Ken Thompson and Rob Pike produced the first implementation for the Plan 9 operating system in September 1992.
UTF-8 was designed as a superior alternative to UTF-1, a proposed variable-width encoding with partial ASCII compatibility which lacked some features including self-synchronization and fully ASCII-compatible handling of characters such as slashes.

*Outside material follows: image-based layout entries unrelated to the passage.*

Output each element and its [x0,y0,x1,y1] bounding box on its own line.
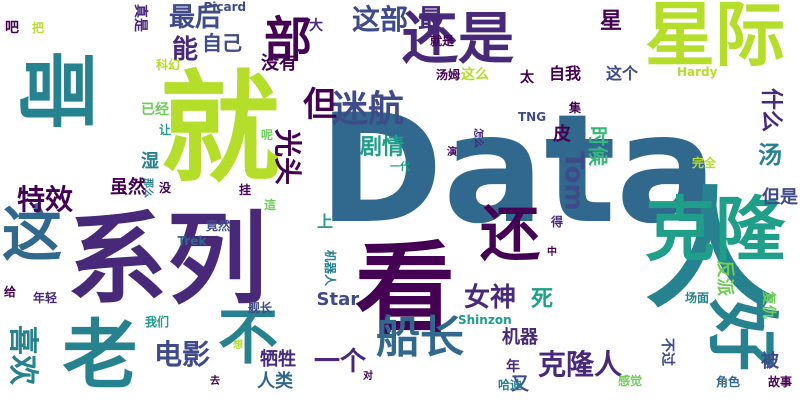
cloud-word-word-58: 复仇 [760,291,776,319]
cloud-word-word-82: 這 [264,198,277,212]
cloud-word-word-8: 星际 [645,0,785,76]
cloud-word-word-92: 想 [233,340,243,351]
cloud-word-word-48: 上 [317,212,334,231]
cloud-word-word-85: 中 [547,247,557,258]
cloud-word-picard: Picard [203,0,247,14]
cloud-word-word-69: 科幻 [156,58,181,72]
cloud-word-word-31: 一个 [314,347,367,377]
cloud-word-word-34: 没有 [261,53,297,74]
cloud-word-word-14: 不 [218,303,278,373]
cloud-word-word-47: 机器 [502,327,538,348]
cloud-word-word-9: 老 [62,310,138,399]
cloud-word-shinzon: Shinzon [458,313,512,327]
cloud-word-word-98: 故事 [768,375,793,389]
cloud-word-word-74: 怎么 [472,128,483,148]
cloud-word-word-94: 对 [363,371,373,382]
cloud-word-word-78: 完全 [692,156,717,170]
cloud-word-word-56: 汤姆 [436,68,461,82]
cloud-word-star: Star [316,289,360,310]
cloud-word-word-88: 年轻 [33,291,58,305]
cloud-word-word-59: 太 [520,70,534,86]
cloud-word-word-39: 人类 [257,371,293,392]
cloud-word-word-80: 没 [159,181,172,195]
cloud-word-word-42: 但是 [762,187,798,208]
cloud-word-word-5: 就 [160,60,280,199]
cloud-word-word-2: 看 [355,231,455,348]
cloud-word-word-95: 哈迪 [498,378,523,392]
cloud-word-word-67: 把 [32,21,45,35]
cloud-word-word-93: 去 [210,376,220,387]
cloud-word-word-38: 死 [531,287,554,312]
cloud-word-word-33: 剧情 [360,135,405,160]
cloud-word-word-84: 得 [551,215,564,229]
cloud-word-word-6: 克隆 [645,189,785,271]
cloud-word-word-75: 演 [447,147,457,158]
cloud-word-word-96: 感觉 [618,374,643,388]
cloud-word-word-70: 就是 [430,34,455,48]
cloud-word-word-16: 船长 [376,312,464,363]
cloud-word-word-15: 部 [264,12,313,68]
cloud-word-word-32: 光头 [271,128,305,186]
cloud-word-word-89: 舰长 [248,301,273,315]
cloud-word-word-24: 最后 [169,3,222,33]
cloud-word-word-50: 又 [511,374,529,395]
cloud-word-tom: Tom [558,151,589,211]
cloud-word-word-79: 那么 [142,178,153,198]
cloud-word-word-81: 挂 [239,183,252,197]
cloud-word-word-26: 喜欢 [5,325,40,385]
cloud-word-word-51: 年 [506,359,520,375]
cloud-word-word-46: 虽然 [110,177,146,198]
cloud-word-word-29: 自己 [202,31,242,55]
cloud-word-word-28: 特效 [17,183,74,216]
cloud-word-word-12: 还 [480,200,540,270]
cloud-word-word-83: 竟然 [206,219,231,233]
cloud-word-word-87: 给 [4,285,17,299]
cloud-word-hardy: Hardy [677,65,718,79]
cloud-word-word-66: 吧 [5,20,19,36]
cloud-word-tng: TNG [518,110,547,124]
cloud-word-word-60: 不过 [659,338,675,366]
cloud-word-word-72: 呢 [261,128,274,142]
cloud-word-word-17: 迷航 [332,89,405,130]
cloud-word-word-41: 反派 [714,260,735,296]
cloud-word-word-40: 牺牲 [260,349,296,370]
cloud-word-word-23: 能 [172,35,199,65]
cloud-word-word-43: 被 [761,351,779,372]
cloud-word-word-68: 真是 [132,4,148,32]
cloud-word-data: Data [318,83,718,257]
cloud-word-word-4: 人 [645,174,776,326]
cloud-word-word-21: 女神 [464,283,517,313]
cloud-word-word-25: 最 [418,5,445,35]
cloud-word-word-77: 觉得 [453,180,478,194]
cloud-word-word-86: 机器人 [323,249,338,287]
cloud-word-word-3: 系列 [67,201,267,318]
cloud-word-word-30: 星 [600,9,623,34]
cloud-word-word-52: 自我 [549,64,582,83]
cloud-word-word-54: 这么 [461,67,489,83]
cloud-word-word-45: 湿 [141,151,159,172]
cloud-word-trek: Trek [177,234,207,248]
cloud-word-word-22: 但 [303,85,337,125]
cloud-word-word-35: 什么 [758,87,784,133]
cloud-word-word-91: 我们 [145,315,170,329]
cloud-word-word-18: 这部 [352,3,409,36]
cloud-word-word-53: 这个 [606,64,639,83]
cloud-word-word-44: 皮 [553,124,571,145]
cloud-word-word-19: 克隆人 [538,348,623,381]
cloud-word-word-55: 大 [309,18,323,34]
cloud-word-word-20: 电影 [154,338,211,371]
cloud-word-word-10: 还是 [402,7,514,72]
cloud-word-word-13: 这 [2,200,62,270]
cloud-word-word-11: 哥 [9,50,102,130]
cloud-word-word-73: 集 [569,101,582,115]
cloud-word-word-97: 角色 [716,375,741,389]
cloud-word-word-76: 一代 [390,162,410,173]
cloud-word-word-37: 汤 [758,141,782,169]
cloud-word-word-90: 场面 [685,291,710,305]
cloud-word-word-71: 让 [159,123,172,137]
cloud-word-word-36: 时候 [586,126,610,166]
cloud-word-word-57: 已经 [141,102,169,118]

#Utf 8 converter from binary code
Since ASCII bytes do not occur when encoding non-ASCII code points into UTF-8, UTF-8 is safe to use within most programming and document languages that interpret certain ASCII characters in a special way, such as / ( slash) in filenames, \ ( backslash) in escape sequences, and % in printf. It was designed for backward compatibility with ASCII: the first 128 characters of Unicode, which correspond one-to-one with ASCII, are encoded using a single byte with the same binary value as ASCII, so that valid ASCII text is valid UTF-8-encoded Unicode as well. Code points with lower numerical values, which tend to occur more frequently, are encoded using fewer bytes. UTF-8 is capable of encoding all 1,112,064 valid character code points in Unicode using one to four one- byte (8-bit) code units. Defined by the Unicode Standard, the name is derived from Unicode (or Universal Coded Character Set) Transformation Format – 8-bit. UTF-8 is a variable-width character encoding used for electronic communication.